# Logistik Unicorp "Clothing Online"



## BDTyre (23 May 2005)

There was a post about this awhile go, mentioning that it was a site that allowed reservists to order or purchase non-operational clothing online.  To register, you enter your last name and SN.

Anyway, what's the deal with this?  Can I join at any time?  Do I have to tell my Sgt or anyone that I've registered?  Will I be told when to register?  What sort of stuff do they have?

I haven't signed up yet, because I know nothing about.  Just curious if anyone else has had any experience with it.


----------



## MikeM (24 May 2005)

1. Yes, you can join anytime.

2. No you do not have to tell your section commander or chain of command that you have registered.

3. You can register as soon as you become a member of the CF and you can create an account.

4.They have all non operational kit, register and find out for yourself, its free, and you can get a lot of extra kit.


----------



## BDTyre (24 May 2005)

Well, I tried to register and I'm apparently not eligible.  However, i was only sworn in on Thursday, so that may explain things.  I'll give it a bit of time.


----------



## McInnes (24 May 2005)

I was notified when they had registered me/became eligible on one of my pay slips.


----------



## MikeM (24 May 2005)

BDTyre said:
			
		

> Well, I tried to register and I'm apparently not eligible.   However, i was only sworn in on Thursday, so that may explain things.   I'll give it a bit of time.

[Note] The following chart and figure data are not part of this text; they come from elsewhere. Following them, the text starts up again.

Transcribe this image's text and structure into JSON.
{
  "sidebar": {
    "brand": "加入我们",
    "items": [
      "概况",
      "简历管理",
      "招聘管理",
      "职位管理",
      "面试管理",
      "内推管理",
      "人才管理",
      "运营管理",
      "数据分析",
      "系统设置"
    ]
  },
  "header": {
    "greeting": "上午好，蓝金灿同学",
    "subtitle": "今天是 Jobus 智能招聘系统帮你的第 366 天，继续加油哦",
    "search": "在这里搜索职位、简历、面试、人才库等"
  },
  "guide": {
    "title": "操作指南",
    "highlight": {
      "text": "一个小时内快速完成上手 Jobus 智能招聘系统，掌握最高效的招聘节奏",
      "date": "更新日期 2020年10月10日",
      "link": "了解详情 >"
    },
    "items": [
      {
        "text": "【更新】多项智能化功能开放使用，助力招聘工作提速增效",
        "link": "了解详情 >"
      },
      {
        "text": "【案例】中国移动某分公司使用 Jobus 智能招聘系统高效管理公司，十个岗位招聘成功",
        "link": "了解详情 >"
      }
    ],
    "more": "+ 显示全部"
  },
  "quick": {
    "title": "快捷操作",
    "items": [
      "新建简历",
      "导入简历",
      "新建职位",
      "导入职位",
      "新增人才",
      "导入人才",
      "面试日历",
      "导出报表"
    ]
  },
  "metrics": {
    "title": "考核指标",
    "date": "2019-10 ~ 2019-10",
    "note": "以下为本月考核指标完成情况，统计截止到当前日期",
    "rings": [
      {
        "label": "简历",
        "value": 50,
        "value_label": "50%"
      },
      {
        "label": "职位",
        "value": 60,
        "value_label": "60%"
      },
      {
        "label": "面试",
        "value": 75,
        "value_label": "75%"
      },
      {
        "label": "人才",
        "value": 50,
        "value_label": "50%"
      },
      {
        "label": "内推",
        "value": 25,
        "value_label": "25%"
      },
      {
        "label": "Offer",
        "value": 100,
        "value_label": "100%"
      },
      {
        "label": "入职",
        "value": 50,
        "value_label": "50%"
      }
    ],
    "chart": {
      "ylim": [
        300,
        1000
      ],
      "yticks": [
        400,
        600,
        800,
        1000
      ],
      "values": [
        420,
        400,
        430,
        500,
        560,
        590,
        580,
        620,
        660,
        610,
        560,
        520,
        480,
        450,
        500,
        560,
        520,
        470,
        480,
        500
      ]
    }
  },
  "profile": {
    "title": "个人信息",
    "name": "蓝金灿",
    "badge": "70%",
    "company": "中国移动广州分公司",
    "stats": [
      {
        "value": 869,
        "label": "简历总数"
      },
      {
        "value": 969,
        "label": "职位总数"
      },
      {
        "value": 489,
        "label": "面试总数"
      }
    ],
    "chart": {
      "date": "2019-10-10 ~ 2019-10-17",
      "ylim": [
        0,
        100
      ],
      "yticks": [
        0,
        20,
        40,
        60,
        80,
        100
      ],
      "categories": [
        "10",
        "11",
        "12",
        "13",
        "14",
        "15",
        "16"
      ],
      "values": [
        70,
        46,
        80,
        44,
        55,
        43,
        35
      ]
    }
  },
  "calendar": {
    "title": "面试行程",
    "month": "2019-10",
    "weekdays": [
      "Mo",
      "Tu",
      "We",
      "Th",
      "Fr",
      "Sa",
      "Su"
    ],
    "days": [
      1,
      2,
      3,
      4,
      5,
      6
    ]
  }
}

It's not instantaneous where you're added to the eligable list.. like you said, wait out and you will eventually get access soon.


----------



## Fishbone Jones (24 May 2005)

You have to be registered in PeopleSoft before the system will recognise you. This takes some time. Don't expect it to be done till your, at least, finished BMQ.


----------



## BDTyre (24 May 2005)

Yeah, its no big deal.  I just remember this website and was curious about it.

Thanks everyone!


----------



## Fishbone Jones (24 May 2005)

Done then.


----------